Je sortais à peine des locaux du SEFTI que Leclerc me convoquait dans son bureau. Sans connaître la raison officielle de notre tête-à-tête, j'avais tout de même une bonne idée de ce qui allait se produire…

« Assieds-toi, Shark. » Je m'exécutai alors qu'il agitait son stylo entre ses doigts, comme une vieille habitude dont il était incapable de se débarrasser. Il poursuivit avec toute la délicatesse du monde. « Tu vas prendre quinze jours de congé. Ça te fera le plus grand bien. Tu es allé trop loin cette fois… Tu empiètes sur le territoire des gendarmes, tu casses la gueule à tous ceux qui te tombent sous la main. Le type d'un bar SM a porté plainte contre toi. Il paraît que tu lui as démoli le portrait.

— Cet enfoiré vou…

— Laisse-moi terminer ! Écoute, je sais que le tueur tient ta femme, j'ai écouté l'enregistrement… Je… j'en suis désolé… Tu ne peux pas continuer comme ça, cette histoire te touche de trop près.

— Mais…

— Le commissaire général Lallain va reprendre le dossier, le temps de débroussailler ce merdier monumental. Tu n'as plus les idées très claires en ce moment, ça ne peut que porter préjudice à l'équipe tout entière. Tu risques de faire des conneries. Prends le large, retourne à Lille dans ta famille !

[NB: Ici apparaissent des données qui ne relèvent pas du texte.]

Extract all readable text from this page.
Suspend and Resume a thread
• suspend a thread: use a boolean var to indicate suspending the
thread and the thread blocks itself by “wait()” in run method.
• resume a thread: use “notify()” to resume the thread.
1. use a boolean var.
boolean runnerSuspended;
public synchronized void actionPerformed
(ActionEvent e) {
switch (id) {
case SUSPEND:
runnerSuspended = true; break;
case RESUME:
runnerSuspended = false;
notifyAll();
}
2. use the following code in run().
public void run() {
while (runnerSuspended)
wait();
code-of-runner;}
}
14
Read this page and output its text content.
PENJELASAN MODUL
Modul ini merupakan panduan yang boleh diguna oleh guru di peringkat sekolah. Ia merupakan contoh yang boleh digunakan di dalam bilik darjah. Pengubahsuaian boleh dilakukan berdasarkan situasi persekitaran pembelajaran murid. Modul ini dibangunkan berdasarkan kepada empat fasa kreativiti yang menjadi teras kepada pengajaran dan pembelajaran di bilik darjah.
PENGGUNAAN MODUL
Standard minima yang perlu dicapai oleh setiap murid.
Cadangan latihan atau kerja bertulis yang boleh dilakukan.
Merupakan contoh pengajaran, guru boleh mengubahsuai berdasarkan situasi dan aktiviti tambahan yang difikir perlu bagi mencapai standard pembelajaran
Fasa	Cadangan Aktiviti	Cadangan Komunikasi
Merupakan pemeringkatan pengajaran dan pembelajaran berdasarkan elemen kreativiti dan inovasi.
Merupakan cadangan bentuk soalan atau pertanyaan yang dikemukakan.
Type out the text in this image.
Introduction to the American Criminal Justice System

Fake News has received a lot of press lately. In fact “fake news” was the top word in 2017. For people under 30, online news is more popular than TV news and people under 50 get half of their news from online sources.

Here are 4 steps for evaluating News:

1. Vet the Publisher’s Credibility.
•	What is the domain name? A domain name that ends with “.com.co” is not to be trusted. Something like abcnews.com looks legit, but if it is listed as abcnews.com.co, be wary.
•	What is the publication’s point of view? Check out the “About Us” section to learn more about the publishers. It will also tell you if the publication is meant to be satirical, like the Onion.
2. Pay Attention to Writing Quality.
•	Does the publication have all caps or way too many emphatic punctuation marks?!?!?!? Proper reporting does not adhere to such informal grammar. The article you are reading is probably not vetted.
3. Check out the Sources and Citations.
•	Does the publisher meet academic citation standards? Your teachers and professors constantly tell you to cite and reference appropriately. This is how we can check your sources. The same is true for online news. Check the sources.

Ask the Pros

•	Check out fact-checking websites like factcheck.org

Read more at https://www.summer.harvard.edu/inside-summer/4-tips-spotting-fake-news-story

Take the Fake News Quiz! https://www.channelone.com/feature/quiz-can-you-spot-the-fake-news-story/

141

— Ne me déchargez pas de l'affaire ! »

Son stylo partit en vrille à travers la pièce. « Je fais ce qu'il y a de mieux pour nous tous ! Nous piétinons et j'ai même l'impression que, parfois, nous régressons. Il faut que tu me remettes ton insigne et ton arme.

— Il est trop tard… » lui envoyai-je dans l'intonation du désespoir. « Je ne peux plus repartir en arrière ! Vous ne comprenez pas que c'est moi que le tueur cherche ? Comment voulez-vous que je laisse tomber ? Ne me démettez pas de l'enquête ! Pas comme ça ! Ma femme m'attend, enfermée quelque part… Je… C'est moi… C'est moi qui dois la retrouver ! Personne… ne peut faire ça à ma place ! Je… sens des choses… C'est mon affaire… Je vous en prie ! »

Leclerc se plaqua au fond de son siège. « Ne rends pas mon rôle plus difficile qu'il ne l'est déjà. Ton arme, ta carte… »

Je posai le Glock sur son bureau.

« Ta carte », ajouta-t-il.

« Elle est chez moi… Je l'ai oubliée… »

Je sortis sans répondre, peu fier de ce que j'étais devenu. On m'avait dérobé une partie de moi-même, un peu comme à une mère à qui l'on arracherait son nouveau-né des bras dans le moment merveilleux de la naissance.

Chapitre treize

Élisabeth Williams me rendit visite au moment où j'enfournais quelques costumes dans une valise. Elle s'assit sur le rebord gauche du lit, là où Suzanne avait l'habitude de dormir.

« Que voulez-vous, Élisabeth ? » lui demandai-je sans lui adresser l'ombre d'un regard. « Je suppose que vous savez et outrepassez les lois en venant ici.

— Officiellement, je n'ai plus l'autorisation de vous donner des informations sur le sujet. Mais rien ne m'empêche de venir vous voir en dehors des heures de travail. Pourquoi ont-ils fait ça ?

— Ils ont l'impression que l'on n'avance pas, c'est compréhensible… Selon eux, il n'y a aucun lien entre le meurtre de Manchini et les cadavres semés par l'Homme sans visage.

— Ils attendent juste des preuves.

— Que je suis incapable de leur apporter, il faut l'avouer. »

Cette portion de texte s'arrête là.